On benchmarking in general

I wonder if the reason there are so many bad benchmarks and incorrect conclusions drawn from bad benchmarks comes, to some significant level, from a basic misunderstanding of measurement, how to perform them, and what you are measuring.
Several years ago, we watched folks who should know better, insist that 2GB bonnie++ data (the 2GB file size) was the only relevant one for their storage systems and it told them everything they needed to know about storage. Which we found … well … amusing, in that 2GB meant that, for the systems they were looking at, they were dealing with cache. Nothing but cache.
Rather hard to draw a legitimate conclusion about disk speed, when you rarely touch the disk. But that’s what happened.
Part of this is architectural. Without a sound understanding of how the system works, and how the system is laid out, the system is basically just a black box. Then detailed architectually sensitive probing measurements, which bonnie++ purports to be, don’t tell you much.

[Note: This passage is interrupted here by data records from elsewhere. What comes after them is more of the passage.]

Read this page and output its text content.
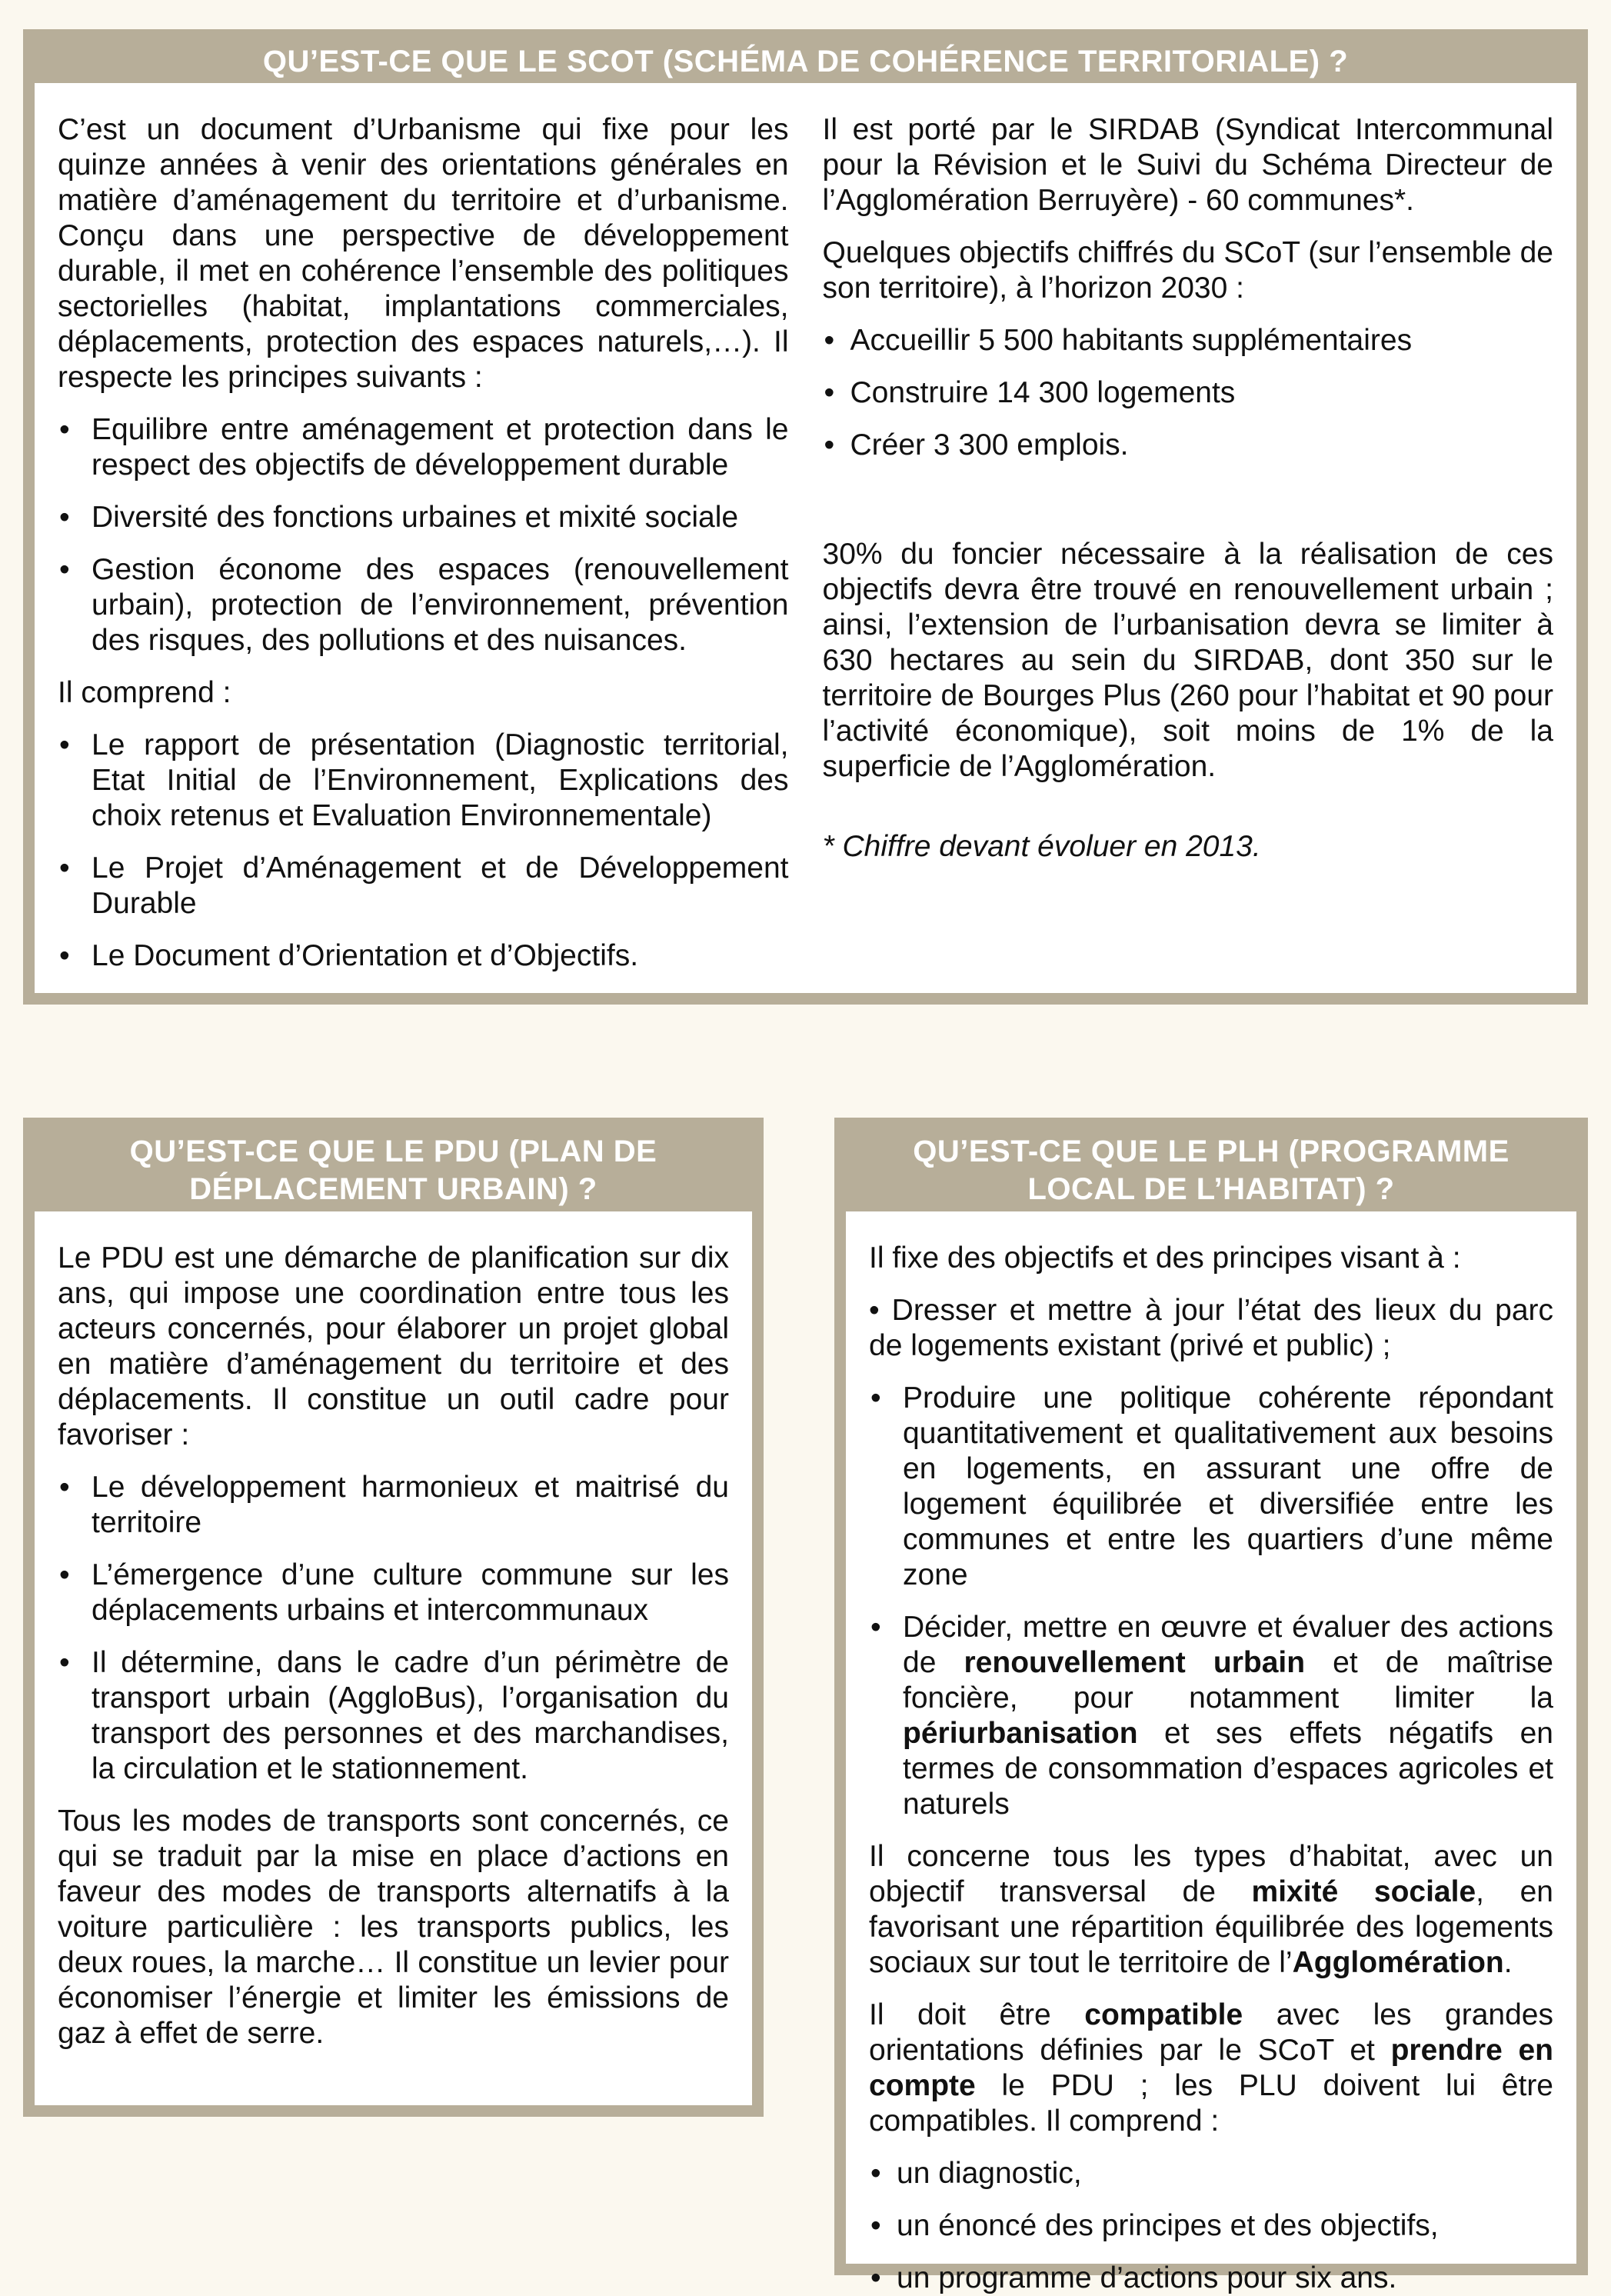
QU’EST-CE QUE LE SCOT (SCHÉMA DE COHÉRENCE TERRITORIALE) ?

C’est un document d’Urbanisme qui fixe pour les quinze années à venir des orientations générales en matière d’aménagement du territoire et d’urbanisme. Conçu dans une perspective de développement durable, il met en cohérence l’ensemble des politiques sectorielles (habitat, implantations commerciales, déplacements, protection des espaces naturels,…). Il respecte les principes suivants :

• Equilibre entre aménagement et protection dans le respect des objectifs de développement durable
• Diversité des fonctions urbaines et mixité sociale
• Gestion économe des espaces (renouvellement urbain), protection de l’environnement, prévention des risques, des pollutions et des nuisances.

Il comprend :

• Le rapport de présentation (Diagnostic territorial, Etat Initial de l’Environnement, Explications des choix retenus et Evaluation Environnementale)
• Le Projet d’Aménagement et de Développement Durable
• Le Document d’Orientation et d’Objectifs.

Il est porté par le SIRDAB (Syndicat Intercommunal pour la Révision et le Suivi du Schéma Directeur de l’Agglomération Berruyère) - 60 communes*.

Quelques objectifs chiffrés du SCoT (sur l’ensemble de son territoire), à l’horizon 2030 :

• Accueillir 5 500 habitants supplémentaires
• Construire 14 300 logements
• Créer 3 300 emplois.

30% du foncier nécessaire à la réalisation de ces objectifs devra être trouvé en renouvellement urbain ; ainsi, l’extension de l’urbanisation devra se limiter à 630 hectares au sein du SIRDAB, dont 350 sur le territoire de Bourges Plus (260 pour l’habitat et 90 pour l’activité économique), soit moins de 1% de la superficie de l’Agglomération.

* Chiffre devant évoluer en 2013.

QU’EST-CE QUE LE PDU (PLAN DE DÉPLACEMENT URBAIN) ?

Le PDU est une démarche de planification sur dix ans, qui impose une coordination entre tous les acteurs concernés, pour élaborer un projet global en matière d’aménagement du territoire et des déplacements. Il constitue un outil cadre pour favoriser :

• Le développement harmonieux et maitrisé du territoire
• L’émergence d’une culture commune sur les déplacements urbains et intercommunaux
• Il détermine, dans le cadre d’un périmètre de transport urbain (AggloBus), l’organisation du transport des personnes et des marchandises, la circulation et le stationnement.

Tous les modes de transports sont concernés, ce qui se traduit par la mise en place d’actions en faveur des modes de transports alternatifs à la voiture particulière : les transports publics, les deux roues, la marche… Il constitue un levier pour économiser l’énergie et limiter les émissions de gaz à effet de serre.

QU’EST-CE QUE LE PLH (PROGRAMME LOCAL DE L’HABITAT) ?

Il fixe des objectifs et des principes visant à :

• Dresser et mettre à jour l’état des lieux du parc de logements existant (privé et public) ;
• Produire une politique cohérente répondant quantitativement et qualitativement aux besoins en logements, en assurant une offre de logement équilibrée et diversifiée entre les communes et entre les quartiers d’une même zone
• Décider, mettre en œuvre et évaluer des actions de renouvellement urbain et de maîtrise foncière, pour notamment limiter la périurbanisation et ses effets négatifs en termes de consommation d’espaces agricoles et naturels

Il concerne tous les types d’habitat, avec un objectif transversal de mixité sociale, en favorisant une répartition équilibrée des logements sociaux sur tout le territoire de l’Agglomération.

Il doit être compatible avec les grandes orientations définies par le SCoT et prendre en compte le PDU ; les PLU doivent lui être compatibles. Il comprend :

• un diagnostic,
• un énoncé des principes et des objectifs,
• un programme d’actions pour six ans.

Then again, many people don’t really do the measurement part correct either. even if they understand the architecture. What are you measuring, and are you sure you are measuring what you think you are, and are you getting enough cycles to be meaningful, or is OS jitter getting in the way?
We’ve seen benchmarks where people claimed that running in 0.21 seconds was much faster than running in 0.25 seconds. This belies a fundamental lack of understanding of precision and duration of benchmarks. Yet we see this often enough that it makes us laugh.
Accurate measurement is hard. Meaningful measurement is hard. Being able to draw a meaningful conclusion from data is hard enough without the data being suspect itself.